Las lágrimas nunca están muy por debajo de la superficie en esta comunidad; quieren hablar de ello, pero, una vez más, no lo hacen. No quieren que se les recuerde su dolor y, sin embargo, siempre está ahí. Cuando tienen la oportunidad de hablar, se desahogan a mares: lágrimas, enojo, culpa, reproches, pesar y “sighinish” (sentimiento intenso de extrañar algo o a alguien), una palabra que pega en lo profundo del alma de los uigures. “Extrañar” el amor de una madre, el abrazo de un hijo, una tierra natal y un hogar… las vides, los árboles frutales, los melones, las peras, las nueces y las almendras. La riqueza de la tierra está en su patio y la sensación de pertenencia a una familia y una “nación” durante las tardes de verano en el kang (una plataforma grande de madera que se coloca en el patio bajo una vid que se extiende) … Todos ellos tienen un yurt (un hogar), pero ese yurt se ha ido para siempre junto con aquellos que lo habitan.

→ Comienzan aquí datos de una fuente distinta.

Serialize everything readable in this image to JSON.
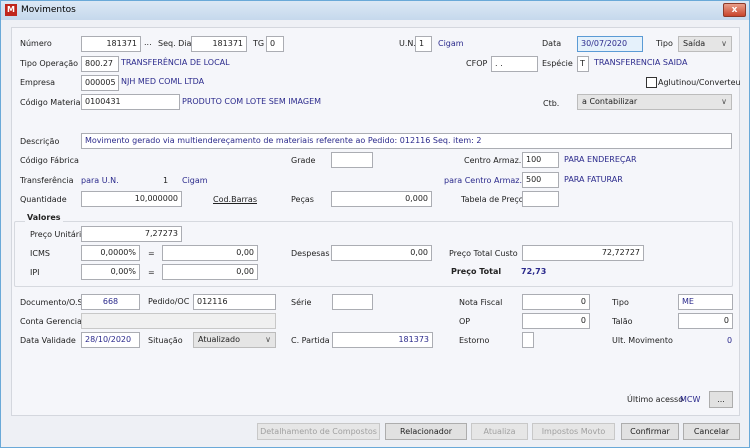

Aquí es donde las políticas de Pekín son particularmente crueles. No sólo están tratando de abordar los problemas en casa de esta forma draconiana, sino que son palpables los efectos colaterales en todo el mundo. “Te preguntas si realmente han pensado en todo esto”, dijo Kerem, el líder de la comunidad. “No sólo están destruyendo la vida de millones de personas en los campamentos, sino provocando un daño incalculable a todos los uigures dondequiera que pudieran estar. Los efectos colaterales emocionales provocados por su estrategia tendrán incontables implicaciones y repercusiones en el futuro. El daño causado por las vidas destruidas una vez que vuelvan a emerger, la dificultad de reconstruir a las comunidades y la confianza es incalculable”, dijo sin apenas poder evitar las lágrimas. “Y nuestros hijos. ¿Cómo vamos a encontrarlos, dispersos en orfanatorios por toda China, quizás incluso adoptados por familias chinas y también dispersos por el mundo? “Pero quizá esa es la intención. Rompernos y destruirnos”, dijo, “hasta que no quede ni uno solo”.